Wilayah Jawa Barat yang selama ini dikenal sebagai lumbung suara sekaligus medan pertarungan politik bagi partai berlambang Ka’bah itu, kini berada di pusaran konflik. Pencopotan pengurus di sejumlah daerah, mulai dari Pantura hingga Priangan Timur, disebut dilakukan secara sistematis melalui mekanisme evaluasi kinerja hingga penunjukan Pelaksana Tugas (Plt) secara mendadak.
Sorotan utama mengarah pada pencopotan Ketua DPC PPP Kota Bekasi, H. Sholihin atau Gus Shol. Ia digantikan oleh Nawal Husni sebagai Plt berdasarkan surat keputusan dari pusat.
Saat dikonfirmasi, Gus Shol dengan tegas menolak keputusan tersebut. Ia menilai proses pergantian kepemimpinan cacat secara hukum partai karena tidak melalui mekanisme yang semestinya.
“Keputusan DPP ini tidak sah. Saya tidak pernah dipanggil atau dimintai klarifikasi, tiba-tiba SK Plt diterbitkan,” ujarnya, Minggu (12/4/2026).
Ia juga menyoroti kejanggalan dalam surat keputusan yang diterbitkan. Menurutnya, dokumen tersebut tidak ditandatangani oleh Sekretaris Jenderal, melainkan oleh Wakil Sekretaris Jenderal.
“Secara aturan organisasi dan Undang-Undang Partai Politik, itu tidak sah,” tegasnya.
Keputusan tersebut memicu reaksi keras di tingkat akar rumput. Dari 12 Pimpinan Anak Cabang (PAC) di Kota Bekasi, sebanyak 11 PAC menyatakan penolakan terhadap pencopotan Gus Shol. Hanya satu PAC, yakni Mustikajaya, yang tidak ikut dalam barisan penolakan.
Mayoritas kader menilai kepemimpinan Gus Shol selama ini berjalan baik, bahkan dinilai berhasil meningkatkan posisi politik PPP di tingkat kota.
“Ini murni aspirasi dari bawah. Teman-teman merasa dizalimi. Kalau pergantian dilakukan tidak sesuai aturan, mereka lebih memilih mundur,” ungkapnya.
Fenomena di Kota Bekasi disebut hanya bagian kecil dari gejolak yang lebih besar di Jawa Barat.
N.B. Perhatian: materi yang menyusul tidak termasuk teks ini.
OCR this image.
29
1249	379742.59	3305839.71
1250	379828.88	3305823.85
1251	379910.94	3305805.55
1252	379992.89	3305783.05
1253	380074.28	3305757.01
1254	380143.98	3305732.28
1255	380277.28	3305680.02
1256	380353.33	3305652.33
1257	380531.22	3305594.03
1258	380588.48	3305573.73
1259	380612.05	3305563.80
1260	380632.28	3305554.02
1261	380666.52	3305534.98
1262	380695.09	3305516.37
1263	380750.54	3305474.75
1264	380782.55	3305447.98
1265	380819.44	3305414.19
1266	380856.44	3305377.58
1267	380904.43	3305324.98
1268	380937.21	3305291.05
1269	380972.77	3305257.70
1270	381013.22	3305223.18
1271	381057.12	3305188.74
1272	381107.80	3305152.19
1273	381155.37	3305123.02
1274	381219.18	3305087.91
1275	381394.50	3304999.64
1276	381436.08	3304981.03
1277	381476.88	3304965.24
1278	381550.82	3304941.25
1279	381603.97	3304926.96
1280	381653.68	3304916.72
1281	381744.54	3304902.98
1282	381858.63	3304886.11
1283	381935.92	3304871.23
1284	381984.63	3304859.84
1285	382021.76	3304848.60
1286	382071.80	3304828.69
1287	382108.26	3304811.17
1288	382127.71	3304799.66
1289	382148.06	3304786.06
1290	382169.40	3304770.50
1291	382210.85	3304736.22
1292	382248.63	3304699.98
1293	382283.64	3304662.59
Sedikitnya 20 DPC PPP di wilayah tersebut dikabarkan mengalami keresahan serupa dan menolak kepengurusan Dewan Pimpinan Wilayah (DPW) yang baru.
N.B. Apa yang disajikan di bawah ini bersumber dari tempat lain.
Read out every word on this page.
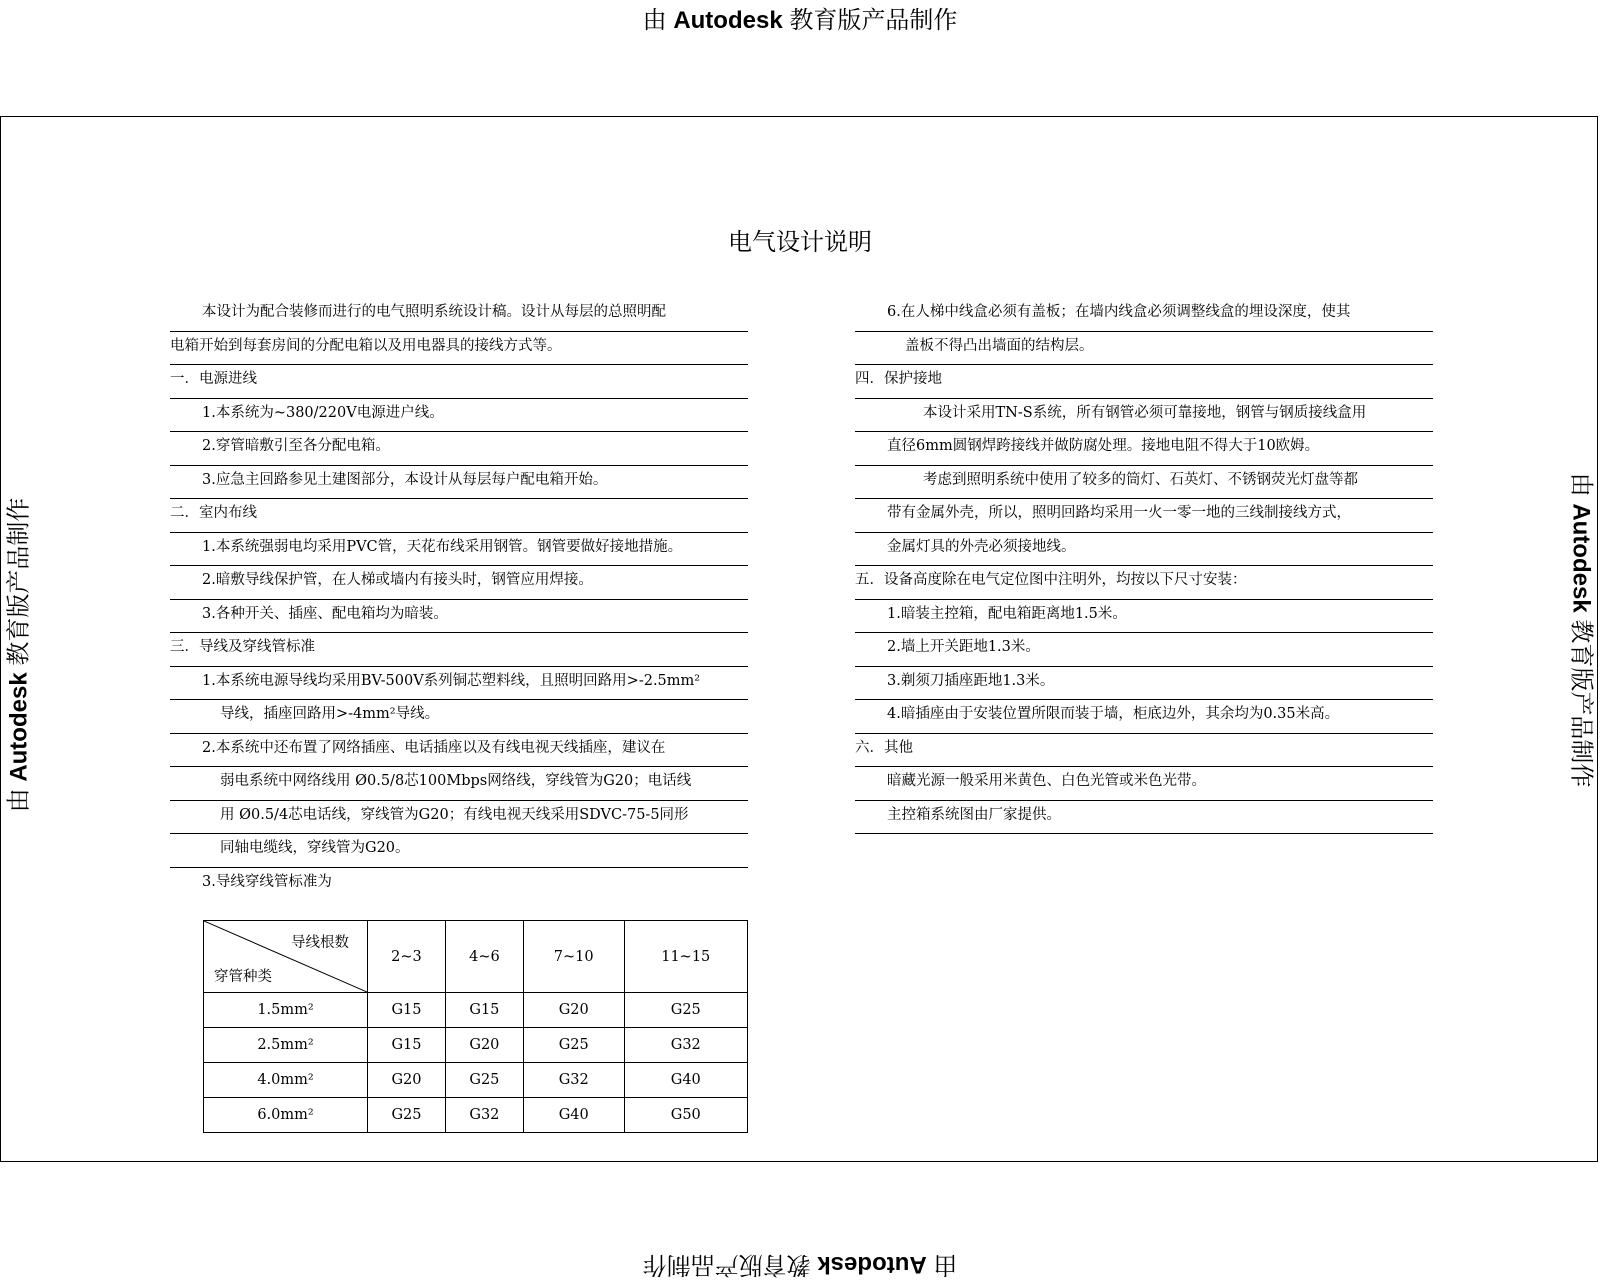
由 Autodesk 教育版产品制作
由 Autodesk 教育版产品制作
由 Autodesk 教育版产品制作
由 Autodesk 教育版产品制作
电气设计说明
本设计为配合装修而进行的电气照明系统设计稿。设计从每层的总照明配
电箱开始到每套房间的分配电箱以及用电器具的接线方式等。
一．电源进线
1.本系统为~380/220V电源进户线。
2.穿管暗敷引至各分配电箱。
3.应急主回路参见土建图部分，本设计从每层每户配电箱开始。
二．室内布线
1.本系统强弱电均采用PVC管，天花布线采用钢管。钢管要做好接地措施。
2.暗敷导线保护管，在人梯或墙内有接头时，钢管应用焊接。
3.各种开关、插座、配电箱均为暗装。
三．导线及穿线管标准
1.本系统电源导线均采用BV-500V系列铜芯塑料线，且照明回路用>-2.5mm²
导线，插座回路用>-4mm²导线。
2.本系统中还布置了网络插座、电话插座以及有线电视天线插座，建议在
弱电系统中网络线用 Ø0.5/8芯100Mbps网络线，穿线管为G20；电话线
用 Ø0.5/4芯电话线，穿线管为G20；有线电视天线采用SDVC-75-5同形
同轴电缆线，穿线管为G20。
3.导线穿线管标准为
6.在人梯中线盒必须有盖板；在墙内线盒必须调整线盒的埋设深度，使其
盖板不得凸出墙面的结构层。
四．保护接地
本设计采用TN-S系统，所有钢管必须可靠接地，钢管与钢质接线盒用
直径6mm圆钢焊跨接线并做防腐处理。接地电阻不得大于10欧姆。
考虑到照明系统中使用了较多的筒灯、石英灯、不锈钢荧光灯盘等都
带有金属外壳，所以，照明回路均采用一火一零一地的三线制接线方式，
金属灯具的外壳必须接地线。
五．设备高度除在电气定位图中注明外，均按以下尺寸安装：
1.暗装主控箱，配电箱距离地1.5米。
2.墙上开关距地1.3米。
3.剃须刀插座距地1.3米。
4.暗插座由于安装位置所限而装于墙，柜底边外，其余均为0.35米高。
六．其他
暗藏光源一般采用米黄色、白色光管或米色光带。
主控箱系统图由厂家提供。
导线根数
穿管种类	2~3	4~6	7~10	11~15
1.5mm²	G15	G15	G20	G25
2.5mm²	G15	G20	G25	G32
4.0mm²	G20	G25	G32	G40
6.0mm²	G25	G32	G40	G50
Bahkan, puluhan pengurus PPP Jawa Barat telah melayangkan gugatan ke pengadilan atas dugaan pencopotan sepihak demi mengakomodasi kepentingan tertentu dari pusat. “Ini bukan soal ego pribadi, tapi soal aturan partai yang tidak dihormati,” tegas Gus Shol.
Situasi ini menimbulkan pertanyaan besar terkait masa depan PPP, khususnya menjelang Pemilu 2029. Langkah konsolidasi yang dilakukan dengan pendekatan “tangan besi” justru berpotensi memicu perpecahan dan menggerus loyalitas kader di basis akar rumput.
Jika konflik ini tidak segera diselesaikan secara internal dan sesuai mekanisme AD/ART, bukan tidak mungkin PPP menghadapi ancaman serius berupa melemahnya struktur organisasi hingga kehilangan basis konstituen di wilayah strategis seperti Jawa Barat.